2009
In 2009 we released our most elaborate and beautiful book to date, Regina Granne's Increments: Drawings, 1970-1995, and continued to produce and sell copies of earlier titles, including the second edition of Anthony Grafton's Codex in Crisis. Thanks to an army of generous volunteers, total production topped five hundred copies for the third straight year.
In May, The Crumpled Press hosted a discussion with Regina Granne against a backdrop of selected drawings on display at the A.I.R. Gallery in Brooklyn. "Precisely situated in undelineated seas of space, Granne's forms feel at once boldly declarative and alarmingly precipitous, shifting meditations on perception, object, image, and transience," wrote Emily Warner in the online journal Art Critical. Reviewing a group exhibition at the Williamsburg Art and Historical Center in March, the blog Lucid Culture said that Granne, "undoubtedly had no intent to steal the show but she does."
Codex in Crisis continued to be our best seller. The book was reviewed by Julie Melby on the blog of the Princeton University Graphic Arts Collection and by Caleb Crain as part of his "End-of-the-Book Reading List" at Steamboats Are Ruining Everything.
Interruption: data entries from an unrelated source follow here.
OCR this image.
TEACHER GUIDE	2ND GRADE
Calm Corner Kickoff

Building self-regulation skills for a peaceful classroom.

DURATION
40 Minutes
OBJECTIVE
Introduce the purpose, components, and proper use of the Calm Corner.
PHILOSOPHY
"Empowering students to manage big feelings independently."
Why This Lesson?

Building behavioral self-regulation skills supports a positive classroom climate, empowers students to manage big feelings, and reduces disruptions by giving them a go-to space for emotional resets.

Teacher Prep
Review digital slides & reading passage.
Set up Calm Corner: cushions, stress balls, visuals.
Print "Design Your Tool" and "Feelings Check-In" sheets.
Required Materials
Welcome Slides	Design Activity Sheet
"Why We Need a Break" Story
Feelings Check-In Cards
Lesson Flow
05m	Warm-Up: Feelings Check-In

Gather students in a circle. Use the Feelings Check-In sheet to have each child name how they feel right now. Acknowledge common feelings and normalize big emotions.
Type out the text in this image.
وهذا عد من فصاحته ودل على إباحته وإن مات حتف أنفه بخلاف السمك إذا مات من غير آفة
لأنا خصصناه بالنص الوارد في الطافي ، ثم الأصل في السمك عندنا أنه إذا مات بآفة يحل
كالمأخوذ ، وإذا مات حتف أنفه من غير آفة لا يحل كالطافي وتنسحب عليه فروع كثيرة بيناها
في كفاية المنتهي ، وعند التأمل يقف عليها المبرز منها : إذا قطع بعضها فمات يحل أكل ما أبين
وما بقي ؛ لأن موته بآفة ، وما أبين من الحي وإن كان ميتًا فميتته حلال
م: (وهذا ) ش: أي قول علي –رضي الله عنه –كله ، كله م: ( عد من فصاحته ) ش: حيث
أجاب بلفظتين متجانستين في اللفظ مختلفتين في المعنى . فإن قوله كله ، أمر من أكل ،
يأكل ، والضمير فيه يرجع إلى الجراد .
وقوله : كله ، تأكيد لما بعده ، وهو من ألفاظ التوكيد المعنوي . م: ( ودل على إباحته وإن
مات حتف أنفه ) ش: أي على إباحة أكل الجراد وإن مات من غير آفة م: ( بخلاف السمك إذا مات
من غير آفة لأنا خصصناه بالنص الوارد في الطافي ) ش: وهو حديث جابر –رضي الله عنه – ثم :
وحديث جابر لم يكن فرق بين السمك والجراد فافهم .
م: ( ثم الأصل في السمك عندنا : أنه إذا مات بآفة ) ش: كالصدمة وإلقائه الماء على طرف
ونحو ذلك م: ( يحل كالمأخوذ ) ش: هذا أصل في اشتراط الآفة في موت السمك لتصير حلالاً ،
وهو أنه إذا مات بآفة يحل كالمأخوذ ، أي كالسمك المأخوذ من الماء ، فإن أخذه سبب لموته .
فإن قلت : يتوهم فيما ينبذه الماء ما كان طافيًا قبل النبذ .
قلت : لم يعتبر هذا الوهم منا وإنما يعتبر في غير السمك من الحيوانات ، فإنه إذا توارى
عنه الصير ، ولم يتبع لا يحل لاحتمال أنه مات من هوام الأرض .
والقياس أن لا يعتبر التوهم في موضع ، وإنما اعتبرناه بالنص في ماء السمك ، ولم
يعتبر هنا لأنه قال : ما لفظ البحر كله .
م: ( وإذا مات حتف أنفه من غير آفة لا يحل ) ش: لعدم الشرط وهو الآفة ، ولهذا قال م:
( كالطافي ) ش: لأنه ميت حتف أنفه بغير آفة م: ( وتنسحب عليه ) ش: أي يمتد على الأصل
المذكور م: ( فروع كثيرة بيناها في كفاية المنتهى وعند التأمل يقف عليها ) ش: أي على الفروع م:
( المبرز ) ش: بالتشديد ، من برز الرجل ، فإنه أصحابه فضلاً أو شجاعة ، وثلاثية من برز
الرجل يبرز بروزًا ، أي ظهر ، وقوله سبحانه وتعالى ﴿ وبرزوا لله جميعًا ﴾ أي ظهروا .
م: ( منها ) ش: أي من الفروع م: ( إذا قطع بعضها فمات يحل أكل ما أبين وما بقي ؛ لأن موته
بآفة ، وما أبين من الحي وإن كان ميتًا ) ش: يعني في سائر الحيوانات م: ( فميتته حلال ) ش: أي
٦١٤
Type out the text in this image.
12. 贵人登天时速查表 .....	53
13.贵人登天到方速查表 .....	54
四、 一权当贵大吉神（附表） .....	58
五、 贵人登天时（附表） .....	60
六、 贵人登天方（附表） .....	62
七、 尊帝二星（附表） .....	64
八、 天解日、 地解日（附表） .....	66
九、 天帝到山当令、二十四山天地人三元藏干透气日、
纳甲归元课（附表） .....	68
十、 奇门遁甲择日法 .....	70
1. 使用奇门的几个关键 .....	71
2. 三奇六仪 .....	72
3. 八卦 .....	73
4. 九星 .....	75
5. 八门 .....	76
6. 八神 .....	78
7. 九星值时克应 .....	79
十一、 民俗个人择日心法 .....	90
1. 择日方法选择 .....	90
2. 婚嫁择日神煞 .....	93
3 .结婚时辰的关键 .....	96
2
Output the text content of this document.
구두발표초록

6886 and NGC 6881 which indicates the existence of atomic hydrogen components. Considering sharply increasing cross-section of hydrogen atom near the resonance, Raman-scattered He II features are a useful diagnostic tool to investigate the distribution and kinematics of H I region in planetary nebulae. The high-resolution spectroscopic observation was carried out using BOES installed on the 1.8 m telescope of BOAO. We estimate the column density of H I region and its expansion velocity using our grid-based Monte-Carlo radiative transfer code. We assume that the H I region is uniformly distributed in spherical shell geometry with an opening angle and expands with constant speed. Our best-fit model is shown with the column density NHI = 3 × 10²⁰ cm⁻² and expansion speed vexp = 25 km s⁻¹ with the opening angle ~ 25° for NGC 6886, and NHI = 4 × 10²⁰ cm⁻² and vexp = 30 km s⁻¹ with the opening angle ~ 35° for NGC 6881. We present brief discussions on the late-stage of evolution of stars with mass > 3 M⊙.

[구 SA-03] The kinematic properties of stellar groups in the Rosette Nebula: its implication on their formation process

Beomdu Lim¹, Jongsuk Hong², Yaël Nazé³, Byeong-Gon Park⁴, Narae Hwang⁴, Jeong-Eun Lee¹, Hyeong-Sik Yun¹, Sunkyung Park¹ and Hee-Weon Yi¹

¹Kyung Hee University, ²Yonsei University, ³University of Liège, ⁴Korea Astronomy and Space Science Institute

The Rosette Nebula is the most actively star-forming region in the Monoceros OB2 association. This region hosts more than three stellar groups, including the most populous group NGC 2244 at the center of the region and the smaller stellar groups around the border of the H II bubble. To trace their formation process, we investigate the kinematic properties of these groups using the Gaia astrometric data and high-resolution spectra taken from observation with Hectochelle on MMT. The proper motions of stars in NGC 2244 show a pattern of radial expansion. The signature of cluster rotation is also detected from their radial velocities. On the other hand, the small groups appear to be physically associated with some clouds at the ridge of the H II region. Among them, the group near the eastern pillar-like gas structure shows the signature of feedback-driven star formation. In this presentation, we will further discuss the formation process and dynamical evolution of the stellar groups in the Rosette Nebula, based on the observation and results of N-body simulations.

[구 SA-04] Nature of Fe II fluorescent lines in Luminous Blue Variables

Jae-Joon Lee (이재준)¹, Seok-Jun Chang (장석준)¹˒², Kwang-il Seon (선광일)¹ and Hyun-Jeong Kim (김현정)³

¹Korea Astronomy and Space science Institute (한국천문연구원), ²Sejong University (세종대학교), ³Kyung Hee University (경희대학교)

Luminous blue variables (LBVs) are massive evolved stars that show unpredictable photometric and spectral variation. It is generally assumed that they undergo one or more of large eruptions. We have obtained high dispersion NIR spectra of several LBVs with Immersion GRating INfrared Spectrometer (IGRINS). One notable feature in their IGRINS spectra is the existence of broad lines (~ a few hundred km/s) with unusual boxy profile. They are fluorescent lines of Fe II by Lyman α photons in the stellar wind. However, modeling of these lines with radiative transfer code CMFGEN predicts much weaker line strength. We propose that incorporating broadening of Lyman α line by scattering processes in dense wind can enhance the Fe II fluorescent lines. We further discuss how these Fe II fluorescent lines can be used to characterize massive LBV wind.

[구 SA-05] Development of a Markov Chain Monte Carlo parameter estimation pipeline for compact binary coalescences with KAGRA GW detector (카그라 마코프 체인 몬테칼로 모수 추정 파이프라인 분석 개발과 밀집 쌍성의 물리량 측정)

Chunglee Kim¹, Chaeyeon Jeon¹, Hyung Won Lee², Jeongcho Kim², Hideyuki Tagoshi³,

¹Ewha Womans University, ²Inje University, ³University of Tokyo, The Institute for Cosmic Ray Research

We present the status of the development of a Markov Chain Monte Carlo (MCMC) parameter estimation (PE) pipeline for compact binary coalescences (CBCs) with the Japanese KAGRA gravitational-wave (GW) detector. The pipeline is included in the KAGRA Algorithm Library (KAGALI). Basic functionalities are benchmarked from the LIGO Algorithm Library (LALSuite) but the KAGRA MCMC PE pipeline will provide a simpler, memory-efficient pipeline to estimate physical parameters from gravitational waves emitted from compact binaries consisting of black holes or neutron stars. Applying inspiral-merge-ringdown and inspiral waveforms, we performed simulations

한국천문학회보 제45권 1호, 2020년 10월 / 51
You can see Grafton speak about the book at Google in New York.
In November, The Crumpled Press had a table at the annual Leiden Book Arts Fair, sponsored by the Dutch printers' association Drukwerk in de Marge.
"Rather than perishing, The Crumpled Press is flourishing," wrote Melissa F. Pheterson in the April issue of the University of Chicago Magazine.
During the year, Crumpled Press books were added to the excellent selection at University Press Books in Berkeley, Spoonbill and Sugartown in Brooklyn, Politics and Prose in Washington, DC, and Athenaeum, the Amsterdam bookseller.